As an adult, Elijah owns and operates Limited Edition,  a gallery featuring comic book art. Out of paranoia and a devoted mission to locate his counterpart, Elijah embarks on a mission to find a real life superhero. Elijah’s search leads him to David Dunn (Bruce Willis), an ex football star, who chose a life as a security guard after a near fatal car accident in his twenties. David’s wife, Audrey (Robin Wright) and David’s son, Joesph (Joseph Treat Clark) have different reactions to Elijah’s beliefs of David being a superhero. As a young child, Joesph is awestruck at the possibility of his father being a real life superhero. On the flip side, Audrey believes Elijah is a lonely and bitter man, who views David as a reason to fill the many voids in his life.

David tries to balance a troubled relationship with Joesph, a broken marriage with Audrey, and the puzzling dilemma of being the sole survivor in a horrific train accident, while deciphering Elijah’s riddles about the supernatural and the unknown. David is left with two options during his journey towards the truth. He can ignore Elijah’s proclamations, or David can take a chance to test Elijha’s theories by assuming the identity of an anonymous crime fighter……..

When it comes to the acting department, the chemistry between Samuel L. Jackson and Bruce Willis is the driving force, without a doubt. Character wise, they’re perfect foils for each other. Willis’ Dunn is this Average Joe, who’s content with his normal life as a security guard at a football stadium. But Jackson’s Elijah is this eccentric and jaded man, who pushes Dunn to go the extra mile, and find the answers to the curious questions that continue to plague his life. As far as the quality for Willis/Jackson collaborations go, I still believe we all witnessed the best from these two in Die Hard With A Vengeance, but the tandem of Elijah and David is a forced to be reckoned with.
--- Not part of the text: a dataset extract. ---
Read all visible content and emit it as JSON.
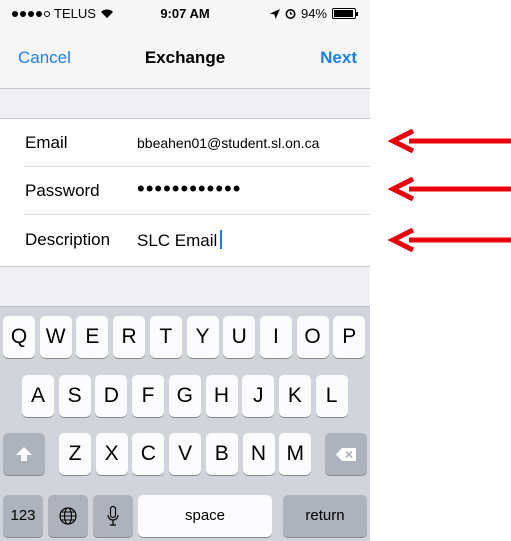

Unbreakable is an absorbing and mysterious thriller with a majestic sense of wonder, featuring a truly shocking finale that’s guaranteed to leave you speechless. On top of that, Unbreakable features an unconventional superhero tale, because Willis isn’t flying around and smashing buildings, while using a bunch of fancy gadgets to fight the bad guys, and he’s not spouting a bunch of random and crony one-liners in every other scene. No. Instead, you’re engrossed in the story of this ordinary man, who’s trying to figure out his purpose in life, and as the story unravels, a common man is thrust into a threatening life-or-death situation, where he’s forced to confront the possibility of possessing an extraordinary gift.
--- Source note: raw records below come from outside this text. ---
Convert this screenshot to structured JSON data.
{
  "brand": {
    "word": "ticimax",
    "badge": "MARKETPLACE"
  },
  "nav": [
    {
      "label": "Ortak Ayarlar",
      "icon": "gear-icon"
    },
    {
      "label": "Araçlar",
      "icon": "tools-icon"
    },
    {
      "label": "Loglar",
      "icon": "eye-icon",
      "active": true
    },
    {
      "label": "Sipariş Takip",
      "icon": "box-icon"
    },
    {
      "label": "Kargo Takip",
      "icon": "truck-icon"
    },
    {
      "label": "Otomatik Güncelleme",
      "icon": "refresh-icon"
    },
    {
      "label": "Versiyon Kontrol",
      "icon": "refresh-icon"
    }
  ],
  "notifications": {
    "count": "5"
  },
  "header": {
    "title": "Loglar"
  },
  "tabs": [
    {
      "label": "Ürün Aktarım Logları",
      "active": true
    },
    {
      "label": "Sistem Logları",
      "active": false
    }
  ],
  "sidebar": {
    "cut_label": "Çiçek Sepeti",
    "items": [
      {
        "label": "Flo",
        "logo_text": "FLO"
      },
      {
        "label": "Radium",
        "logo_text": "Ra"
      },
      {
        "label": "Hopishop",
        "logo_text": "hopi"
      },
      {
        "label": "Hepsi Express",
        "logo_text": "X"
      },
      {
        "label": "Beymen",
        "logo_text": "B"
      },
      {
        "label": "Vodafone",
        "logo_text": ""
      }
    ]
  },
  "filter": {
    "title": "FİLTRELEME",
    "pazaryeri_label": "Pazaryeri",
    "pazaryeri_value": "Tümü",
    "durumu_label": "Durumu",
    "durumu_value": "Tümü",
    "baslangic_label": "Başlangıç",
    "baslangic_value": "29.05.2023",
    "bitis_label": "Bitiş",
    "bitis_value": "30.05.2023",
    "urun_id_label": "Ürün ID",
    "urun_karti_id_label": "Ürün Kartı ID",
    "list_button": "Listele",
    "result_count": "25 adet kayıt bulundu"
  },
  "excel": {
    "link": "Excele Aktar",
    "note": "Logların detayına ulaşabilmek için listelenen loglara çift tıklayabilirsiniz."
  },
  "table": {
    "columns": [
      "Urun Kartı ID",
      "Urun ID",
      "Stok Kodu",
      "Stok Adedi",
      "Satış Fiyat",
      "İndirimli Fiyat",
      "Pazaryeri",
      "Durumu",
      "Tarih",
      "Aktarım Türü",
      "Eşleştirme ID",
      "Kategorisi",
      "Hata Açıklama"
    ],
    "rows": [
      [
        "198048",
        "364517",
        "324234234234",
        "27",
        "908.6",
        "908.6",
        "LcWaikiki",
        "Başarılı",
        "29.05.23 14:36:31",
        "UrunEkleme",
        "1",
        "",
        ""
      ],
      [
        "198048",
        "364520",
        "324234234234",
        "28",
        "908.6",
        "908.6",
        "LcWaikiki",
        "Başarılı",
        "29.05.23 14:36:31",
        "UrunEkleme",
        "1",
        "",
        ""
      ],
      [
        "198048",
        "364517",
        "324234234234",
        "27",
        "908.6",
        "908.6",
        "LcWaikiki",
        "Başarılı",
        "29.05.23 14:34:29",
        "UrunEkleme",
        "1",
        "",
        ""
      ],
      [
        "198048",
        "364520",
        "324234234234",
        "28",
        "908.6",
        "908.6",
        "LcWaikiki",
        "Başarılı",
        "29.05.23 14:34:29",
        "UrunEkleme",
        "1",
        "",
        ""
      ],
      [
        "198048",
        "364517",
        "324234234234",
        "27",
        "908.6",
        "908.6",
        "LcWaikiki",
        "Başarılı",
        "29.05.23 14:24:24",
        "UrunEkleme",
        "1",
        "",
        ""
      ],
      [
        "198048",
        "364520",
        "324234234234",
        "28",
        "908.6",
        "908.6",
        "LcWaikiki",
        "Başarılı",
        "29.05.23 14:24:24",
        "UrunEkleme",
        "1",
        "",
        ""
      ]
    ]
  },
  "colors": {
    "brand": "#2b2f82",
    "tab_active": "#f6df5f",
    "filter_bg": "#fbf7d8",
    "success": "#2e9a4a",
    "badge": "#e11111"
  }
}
Although, I have to admit, with hindsight as my ally, Unbreakable is a bittersweet film for me. M. Night Shyamalan’s career took a noticeable nosedive after The Village. Yes, he had Signs after Unbreakable, but it’s kind of hard to ignore the abominable disasters that followed Signs. The Village, Lady In The Water, The Happening, The Last Airbender, and After Earth more recently. Shyamalan committed career suicide, and I think it’s safe to say he’s in a deep hole right now. Yeah, there’s always a chance he can dig himself out, but we’re talking about about a guy, who’s almost solely responsible for a plethora of widely panned train wrecks.
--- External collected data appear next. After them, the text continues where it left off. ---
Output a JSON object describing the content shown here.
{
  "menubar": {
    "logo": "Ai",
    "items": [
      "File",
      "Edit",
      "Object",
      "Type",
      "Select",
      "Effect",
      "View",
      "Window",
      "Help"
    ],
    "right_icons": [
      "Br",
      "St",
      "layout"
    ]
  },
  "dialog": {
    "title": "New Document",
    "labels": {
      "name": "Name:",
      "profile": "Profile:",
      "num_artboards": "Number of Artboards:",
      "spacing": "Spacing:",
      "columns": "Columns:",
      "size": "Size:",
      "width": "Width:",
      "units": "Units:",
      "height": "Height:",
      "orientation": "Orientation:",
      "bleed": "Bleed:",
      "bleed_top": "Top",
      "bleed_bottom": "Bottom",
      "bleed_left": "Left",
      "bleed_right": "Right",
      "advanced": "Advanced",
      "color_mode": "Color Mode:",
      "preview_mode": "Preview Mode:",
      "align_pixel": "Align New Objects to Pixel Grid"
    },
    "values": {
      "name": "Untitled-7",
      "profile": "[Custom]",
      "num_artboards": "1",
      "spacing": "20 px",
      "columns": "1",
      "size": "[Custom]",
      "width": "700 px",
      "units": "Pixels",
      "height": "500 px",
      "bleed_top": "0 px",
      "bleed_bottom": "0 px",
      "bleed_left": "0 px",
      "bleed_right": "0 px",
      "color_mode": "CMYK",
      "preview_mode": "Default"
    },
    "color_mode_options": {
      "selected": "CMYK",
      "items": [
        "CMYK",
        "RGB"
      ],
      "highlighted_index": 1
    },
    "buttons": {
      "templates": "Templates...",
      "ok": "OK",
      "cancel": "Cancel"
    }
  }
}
Also, Shyamalan is someone, who needs a leash. Having so much creative control isn’t a good thing for him, especially when you consider his awful habit/obsession of trying to deliver a SHOCKING twist, because nine times out of ten, the “twist” doesn’t live up to the enormous expectations, or the intended shocking finale is a laughable embarrassment (i.e. The Village, and in all seriousness, there aren’t enough words in the English language to describe my hatred for The Village). When you consider all the potential, watching an Unbreakable, Signs, or Sixth Sense is a big letdown, because I’m reminded of a man, who was on the right track to becoming the next big thing in Hollywood.